Joe Bausch, der fast ins falsche Lauterbach gereist wäre, hätte er nicht noch nach der Postleitzahl des Vogelsbergörtchens geschaut hätte, hat Autobiografisches und viele Beobachtungen vermengt. Was der Realität und Wahrheit sehr nahe kommt und was verallgemeinert werden musste, lässt sich für den Außenstehenden schwer erkennen.

Auf jeden Fall vermittelt das Buch einen eindrucksvollen Eindruck von einer anderen Welt von einem, der regelmäßig wieder raus darf und quasi damit in mehreren Welten lebt. Verhalten ist auch Kritik am deutschen Justizsystem und dessen Vorgehen gegenüber Straftätern herauszulesen und zu -hören. Die Welt innen verändert beide, sowohl Straftäter als auch Personal, das wird in dem Sachbuch deutlich.
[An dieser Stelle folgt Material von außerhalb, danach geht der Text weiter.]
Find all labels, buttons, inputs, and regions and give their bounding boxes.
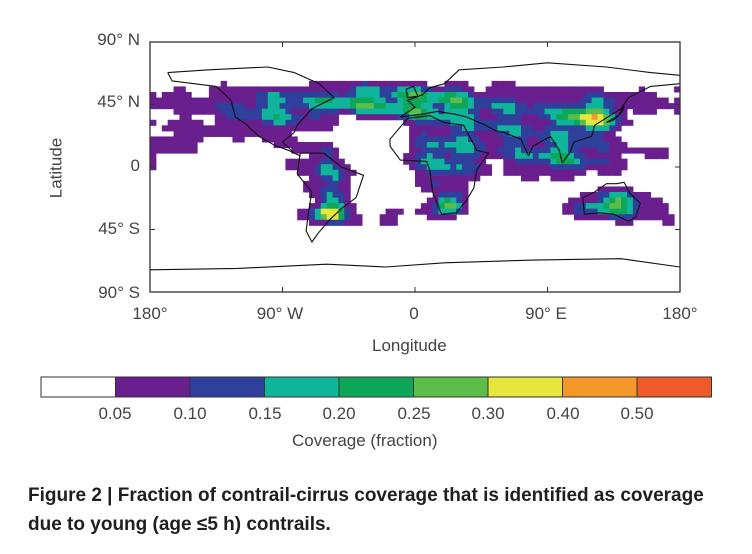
axis-ticks: [149, 41, 681, 293]
y-axis-title: Latitude: [46, 137, 66, 199]
colorbar-bin: [487, 376, 563, 398]
colorbar-tick-label: 0.15: [248, 404, 282, 423]
colorbar-bin: [115, 376, 191, 398]
colorbar-bin: [264, 376, 340, 398]
x-tick-label: 90° E: [525, 304, 567, 323]
map-panel: [149, 41, 681, 293]
x-tick-label: 0: [409, 304, 419, 323]
y-tick-label: 45° N: [97, 92, 140, 111]
colorbar-tick-label: 0.40: [546, 404, 580, 423]
colorbar-tick-label: 0.10: [173, 404, 207, 423]
colorbar-bin: [562, 376, 638, 398]
y-tick-label: 0: [130, 156, 140, 175]
y-tick-label: 90° N: [97, 30, 140, 49]
colorbar-tick-label: 0.05: [98, 404, 132, 423]
x-tick-label: 180°: [132, 304, 168, 323]
colorbar-tick-label: 0.20: [322, 404, 356, 423]
coverage-heatmap: [150, 80, 680, 226]
x-axis-title: Longitude: [372, 336, 447, 355]
x-tick-label: 180°: [662, 304, 698, 323]
y-tick-label: 90° S: [98, 283, 140, 302]
x-tick-label: 90° W: [256, 304, 304, 323]
y-tick-label: 45° S: [98, 219, 140, 238]
colorbar-bin: [413, 376, 489, 398]
coastlines: [150, 62, 680, 271]
colorbar-bin: [40, 376, 116, 398]
figure-label: Figure 2 |: [28, 485, 118, 506]
colorbar-bin: [189, 376, 265, 398]
colorbar-tick-label: 0.30: [471, 404, 505, 423]
colorbar-bin: [338, 376, 414, 398]
colorbar: [40, 376, 712, 398]
colorbar-bin: [636, 376, 712, 398]
colorbar-title: Coverage (fraction): [292, 431, 438, 450]
figure-caption: Figure 2 | Fraction of contrail-cirrus c…: [28, 481, 728, 539]
colorbar-tick-label: 0.50: [620, 404, 654, 423]
caption-text: Fraction of contrail-cirrus coverage tha…: [28, 485, 704, 535]
colorbar-tick-label: 0.25: [397, 404, 431, 423]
Angesichts des recht humanen Preises für das Buch „Knast“ ist es durchaus einen Versuch wert, dieses Werk zu lesen, aber auch der Besuch der Lesung am Samstag und der Kontakt mit einem sehr interessanten und erfolgreichen Menschen macht alleine diese Veranstaltung auch unabhängig vom nicht unumstrittenen Buchinhalt empfehlenswert und wertvoll.
Eine Bemerkung am Rande sei noch erlaubt: auf die Menschen zugehen, das kann Joe Bausch gut, und das nicht nur beim Signieren seines Buches: Er stellt sich auch gerne mit besonders treuen Fans zu einem Foto auf oder schaut seinem „Double“, dem ebenfalls glatzköpfigen und schnauzbärtigen Arno Lerch aus Breitenbach am Herzberg auf Bitten einer Fotografin auch gerne mal in die Augen.